The closely watched gap between Germany and Italy's 10-year
yields rose to its highest in a month at 194 bps
earlier in the session. The spread was last at 186 bps. Italy's
10-year yield was 15 bps lower at 4.2%.
Traders are attaching an 80% chance that the ECB will raise rates by just a quarter of a point next week, up from around 70% prior to the GDP figures. Traders now see interest rates peaking at around 3.7% in November, below the peak of 3.9% that was priced in earlier this week. Yet the outlook remains uncertain, said Andrew Kenningham, chief European economist at Consultancy Economics.

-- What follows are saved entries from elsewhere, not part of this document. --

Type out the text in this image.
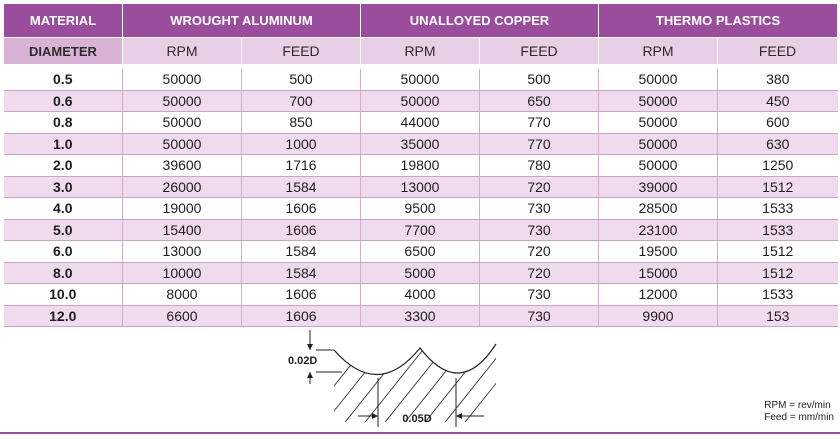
MATERIAL	WROUGHT ALUMINUM		UNALLOYED COPPER		THERMO PLASTICS	
DIAMETER	RPM	FEED	RPM	FEED	RPM	FEED

0.5	50000	500	50000	500	50000	380
0.6	50000	700	50000	650	50000	450
0.8	50000	850	44000	770	50000	600
1.0	50000	1000	35000	770	50000	630
2.0	39600	1716	19800	780	50000	1250
3.0	26000	1584	13000	720	39000	1512
4.0	19000	1606	9500	730	28500	1533
5.0	15400	1606	7700	730	23100	1533
6.0	13000	1584	6500	720	19500	1512
8.0	10000	1584	5000	720	15000	1512
10.0	8000	1606	4000	730	12000	1533
12.0	6600	1606	3300	730	9900	153
0.02D
0.05D
RPM = rev/min
Feed = mm/min
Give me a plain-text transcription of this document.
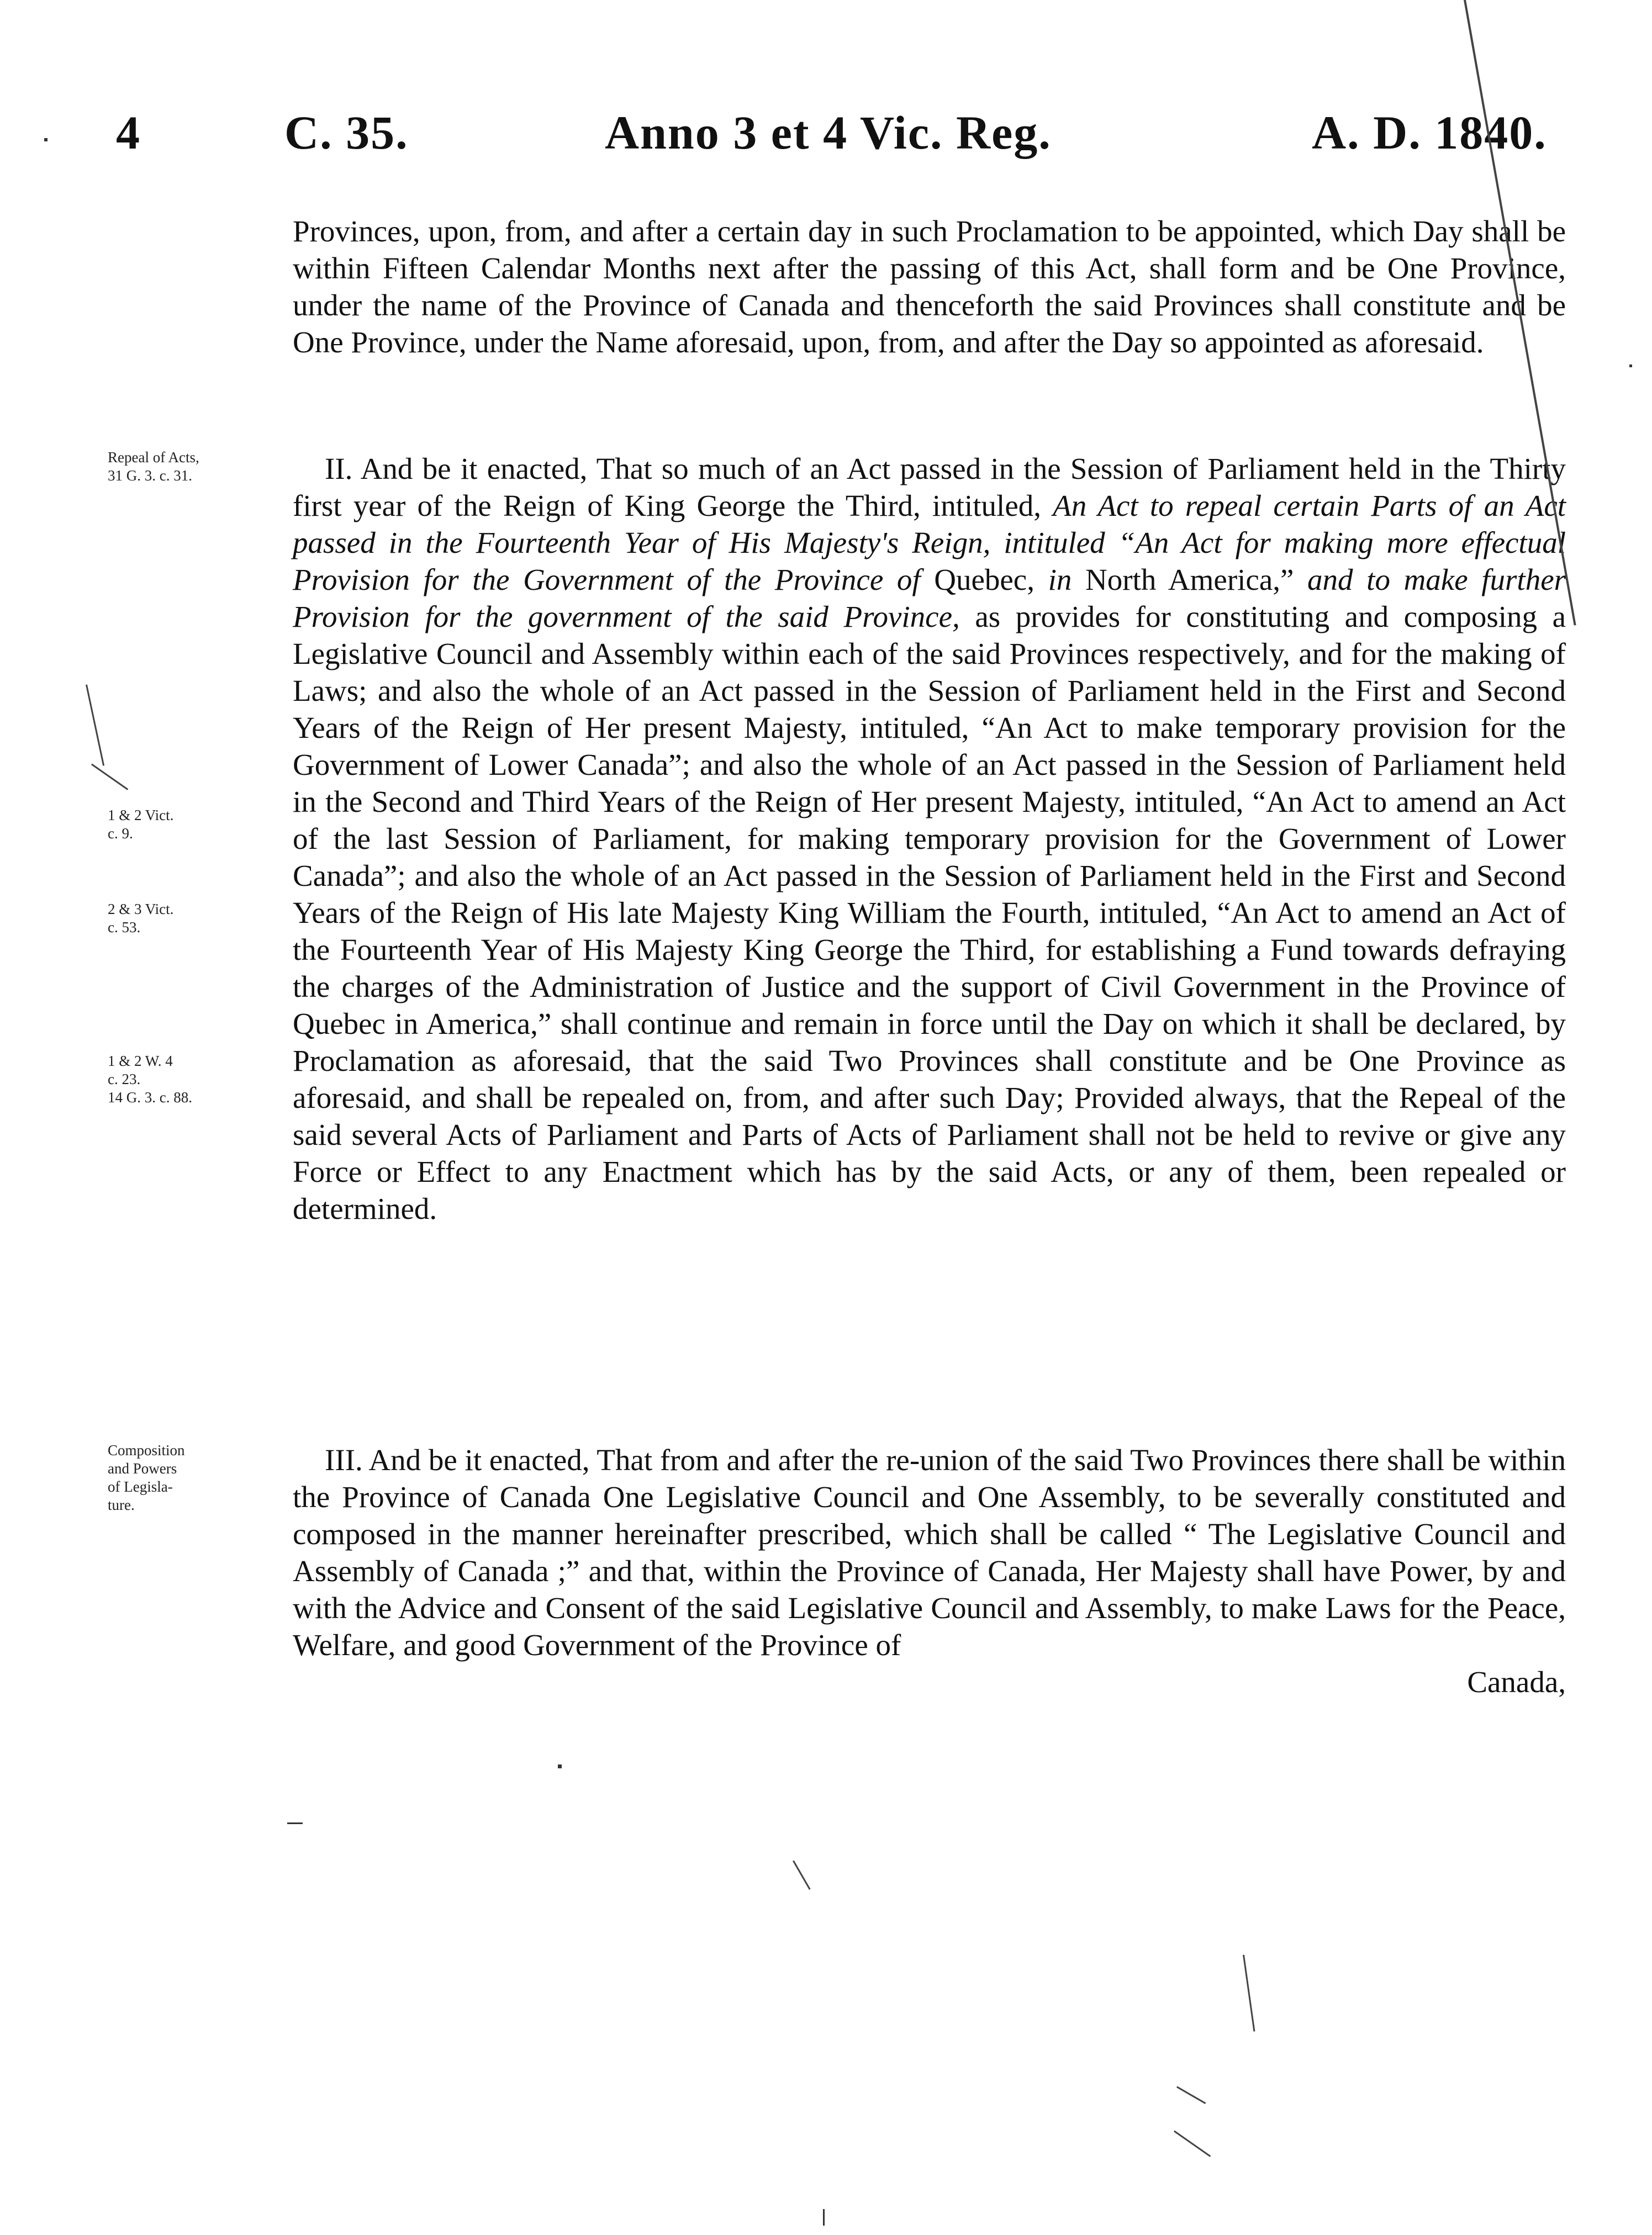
4	C. 35.	Anno 3 et 4 Vic. Reg.	A. D. 1840.

Provinces, upon, from, and after a certain day in such Proclamation to be appointed, which Day shall be within Fifteen Calendar Months next after the passing of this Act, shall form and be One Province, under the name of the Province of Canada and thenceforth the said Provinces shall constitute and be One Province, under the Name aforesaid, upon, from, and after the Day so appointed as aforesaid.

II. And be it enacted, That so much of an Act passed in the Session of Parliament held in the Thirty first year of the Reign of King George the Third, intituled, An Act to repeal certain Parts of an Act passed in the Fourteenth Year of His Majesty's Reign, intituled “An Act for making more effectual Provision for the Government of the Province of Quebec, in North America,” and to make further Provision for the government of the said Province, as provides for constituting and composing a Legislative Council and Assembly within each of the said Provinces respectively, and for the making of Laws; and also the whole of an Act passed in the Session of Parliament held in the First and Second Years of the Reign of Her present Majesty, intituled, “An Act to make temporary provision for the Government of Lower Canada”; and also the whole of an Act passed in the Session of Parliament held in the Second and Third Years of the Reign of Her present Majesty, intituled, “An Act to amend an Act of the last Session of Parliament, for making temporary provision for the Government of Lower Canada”; and also the whole of an Act passed in the Session of Parliament held in the First and Second Years of the Reign of His late Majesty King William the Fourth, intituled, “An Act to amend an Act of the Fourteenth Year of His Majesty King George the Third, for establishing a Fund towards defraying the charges of the Administration of Justice and the support of Civil Government in the Province of Quebec in America,” shall continue and remain in force until the Day on which it shall be declared, by Proclamation as aforesaid, that the said Two Provinces shall constitute and be One Province as aforesaid, and shall be repealed on, from, and after such Day; Provided always, that the Repeal of the said several Acts of Parliament and Parts of Acts of Parliament shall not be held to revive or give any Force or Effect to any Enactment which has by the said Acts, or any of them, been repealed or determined.

III. And be it enacted, That from and after the re-union of the said Two Provinces there shall be within the Province of Canada One Legislative Council and One Assembly, to be severally constituted and composed in the manner hereinafter prescribed, which shall be called “ The Legislative Council and Assembly of Canada ;” and that, within the Province of Canada, Her Majesty shall have Power, by and with the Advice and Consent of the said Legislative Council and Assembly, to make Laws for the Peace, Welfare, and good Government of the Province of
Canada,

Repeal of Acts,
31 G. 3. c. 31.
1 & 2 Vict.
c. 9.
2 & 3 Vict.
c. 53.
1 & 2 W. 4
c. 23.
14 G. 3. c. 88.
Composition
and Powers
of Legisla-
ture.
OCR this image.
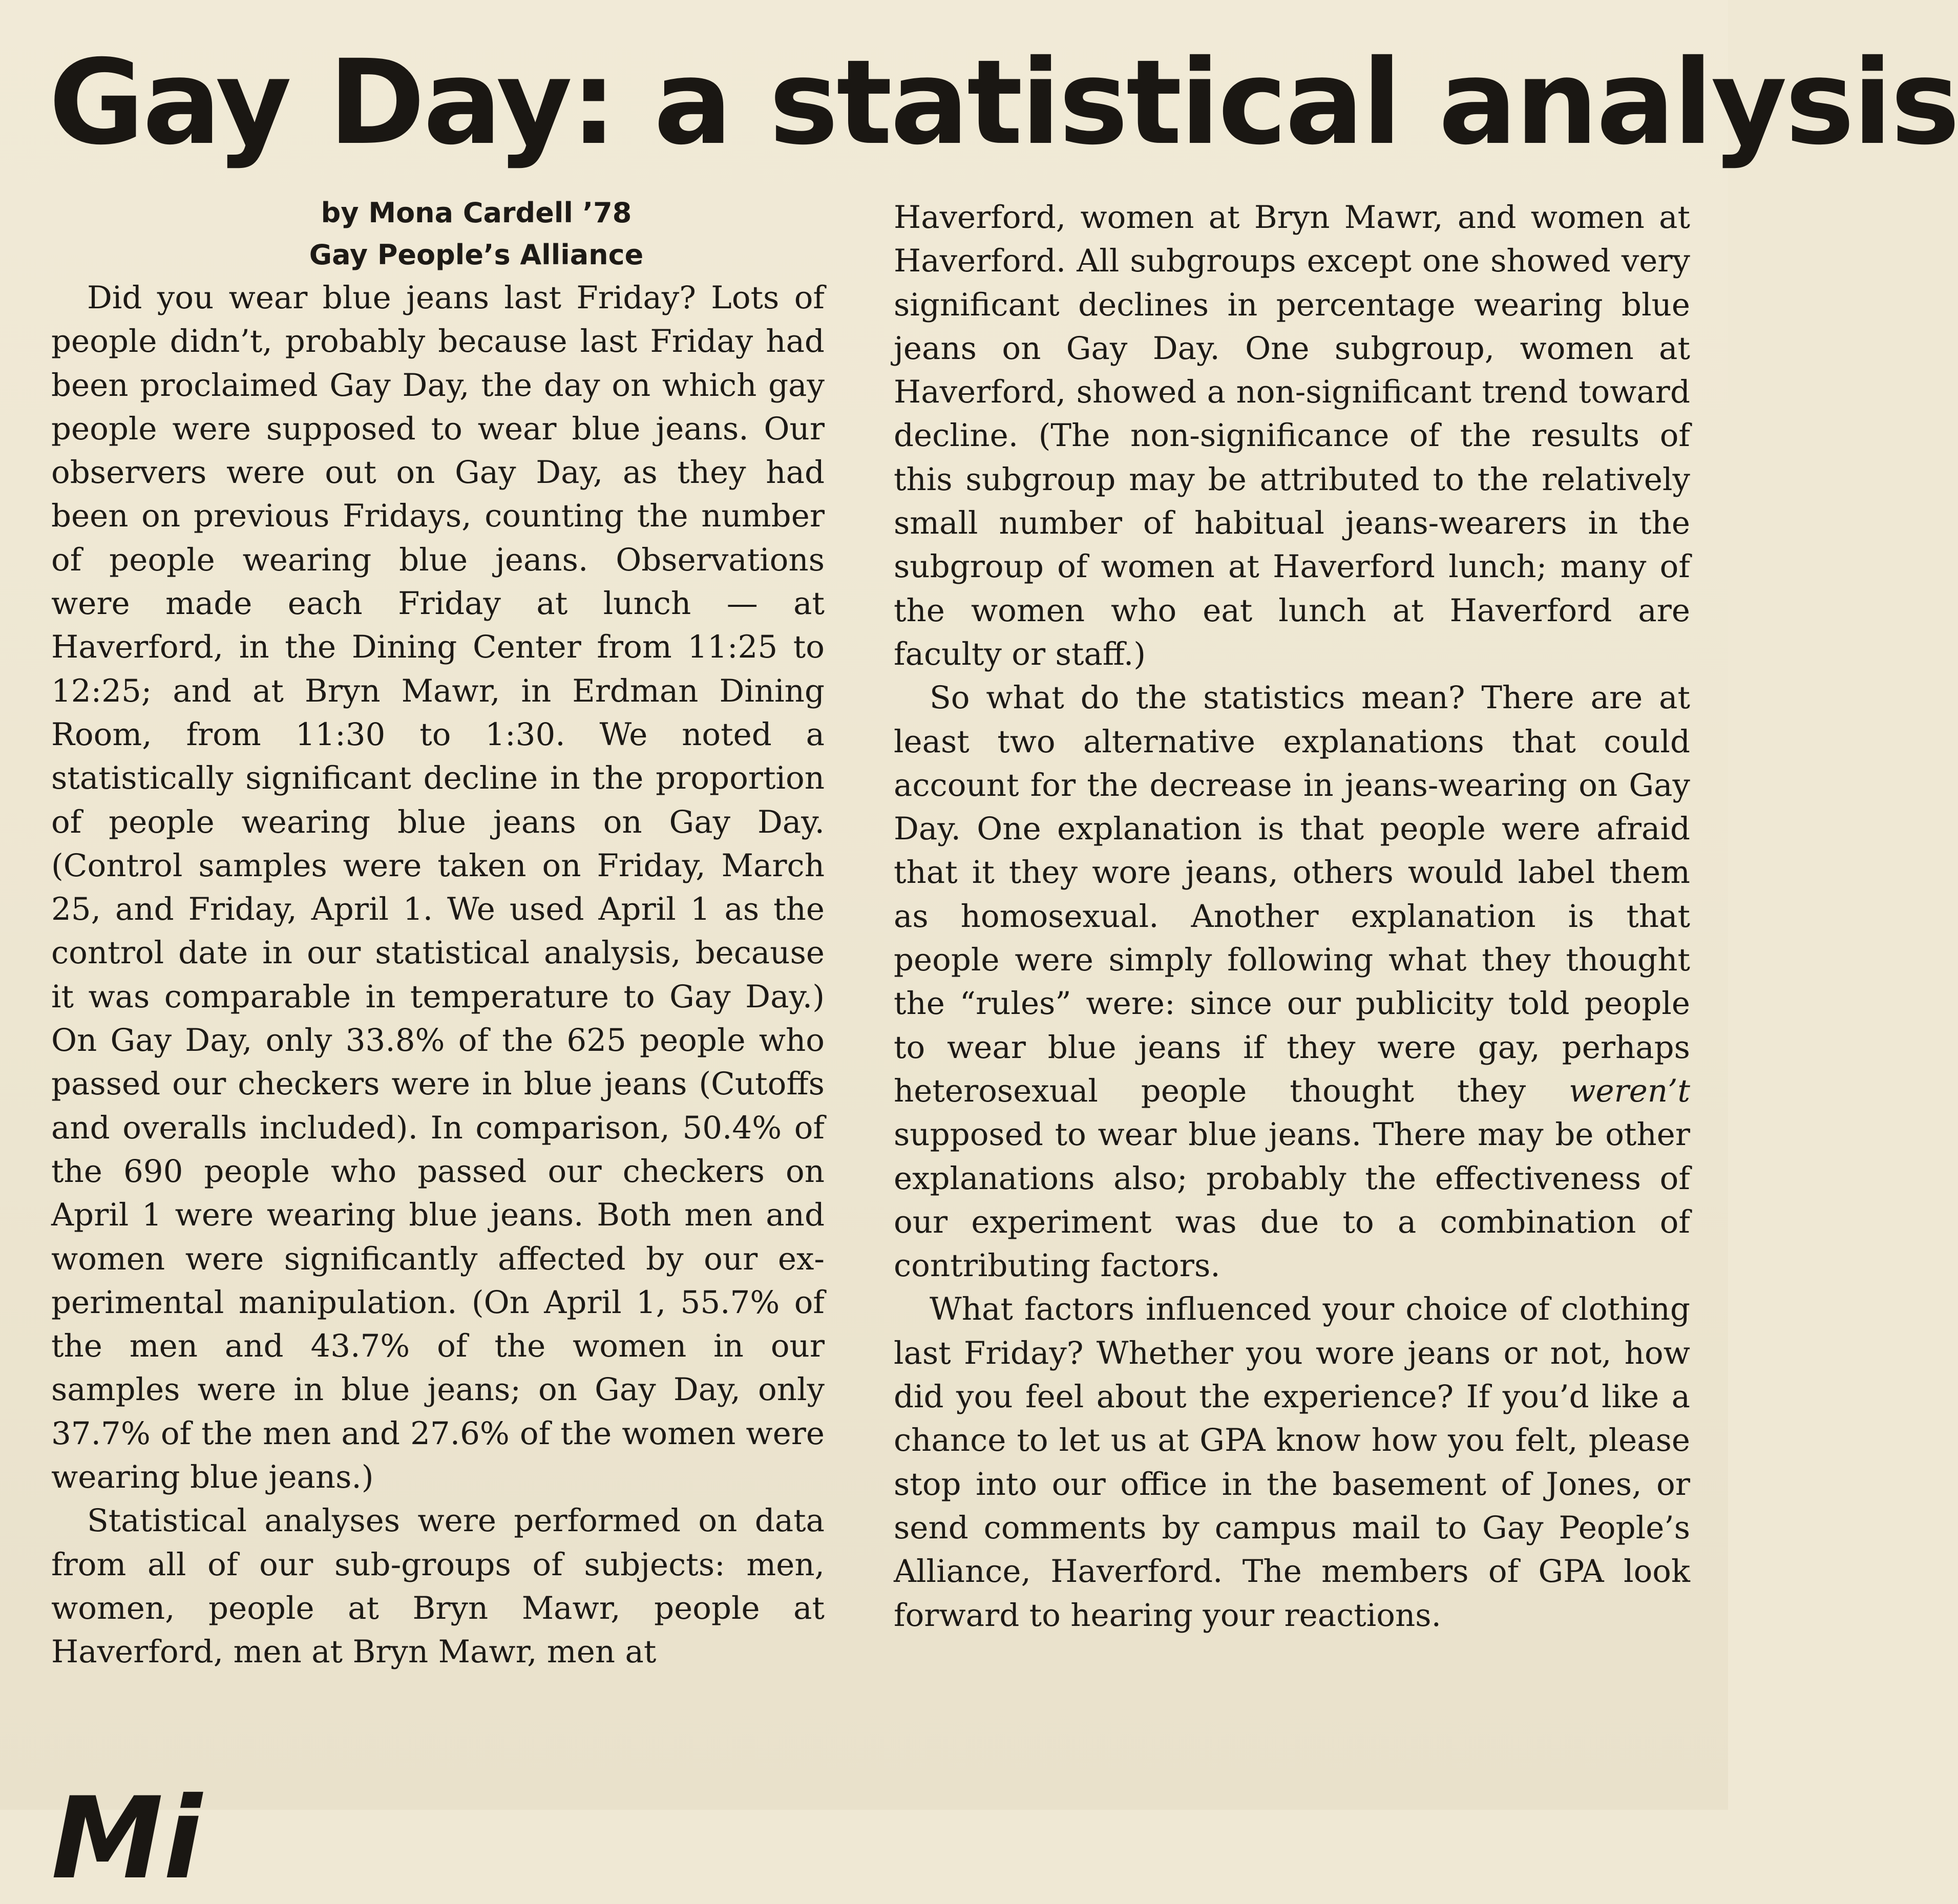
Gay Day: a statistical analysis
by Mona Cardell ’78
Gay People’s Alliance

Did you wear blue jeans last Friday? Lots of people didn’t, probably because last Friday had been proclaimed Gay Day, the day on which gay people were supposed to wear blue jeans. Our observers were out on Gay Day, as they had been on previous Fridays, counting the number of people wearing blue jeans. Observations were made each Friday at lunch — at Haverford, in the Dining Center from 11:25 to 12:25; and at Bryn Mawr, in Erdman Dining Room, from 11:30 to 1:30. We noted a statistically significant decline in the proportion of people wearing blue jeans on Gay Day. (Control samples were taken on Friday, March 25, and Friday, April 1. We used April 1 as the control date in our statistical analysis, because it was comparable in temperature to Gay Day.) On Gay Day, only 33.8% of the 625 people who passed our checkers were in blue jeans (Cutoffs and overalls included). In comparison, 50.4% of the 690 people who passed our checkers on April 1 were wearing blue jeans. Both men and women were significantly affected by our experimental manipulation. (On April 1, 55.7% of the men and 43.7% of the women in our samples were in blue jeans; on Gay Day, only 37.7% of the men and 27.6% of the women were wearing blue jeans.)

Statistical analyses were performed on data from all of our sub-groups of subjects: men, women, people at Bryn Mawr, people at Haverford, men at Bryn Mawr, men at

Haverford, women at Bryn Mawr, and women at Haverford. All subgroups except one showed very significant declines in percentage wearing blue jeans on Gay Day. One subgroup, women at Haverford, showed a non-significant trend toward decline. (The non-significance of the results of this subgroup may be attributed to the relatively small number of habitual jeans-wearers in the subgroup of women at Haverford lunch; many of the women who eat lunch at Haverford are faculty or staff.)

So what do the statistics mean? There are at least two alternative explanations that could account for the decrease in jeans-wearing on Gay Day. One explanation is that people were afraid that it they wore jeans, others would label them as homosexual. Another explanation is that people were simply following what they thought the “rules” were: since our publicity told people to wear blue jeans if they were gay, perhaps heterosexual people thought they weren’t supposed to wear blue jeans. There may be other explanations also; probably the effectiveness of our experiment was due to a combination of contributing factors.

What factors influenced your choice of clothing last Friday? Whether you wore jeans or not, how did you feel about the experience? If you’d like a chance to let us at GPA know how you felt, please stop into our office in the basement of Jones, or send comments by campus mail to Gay People’s Alliance, Haverford. The members of GPA look forward to hearing your reactions.

Mi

"I don't think the data published so far provide a knock-out blow for either the 25bp (dovish) or the 50bp (hawkish) camp," he said. "We don't really have any visibility yet on the key core inflation number other than for France, where it will have risen a bit because services inflation is up." <^^^^^^^^^^^^^^^^^^^^^^^^^^^^^^^^^^^^^^^^^^^^^^^^^^^^^^^^^^^ The race to raise rates ^^^^^^^^^^^^^^^^^^^^^^^^^^^^^^^^^^^^^^^^^^^^^^^^^^^^^^^^^^^> (Reporting by Harry Robertson; Editing by Kirsten Donovan)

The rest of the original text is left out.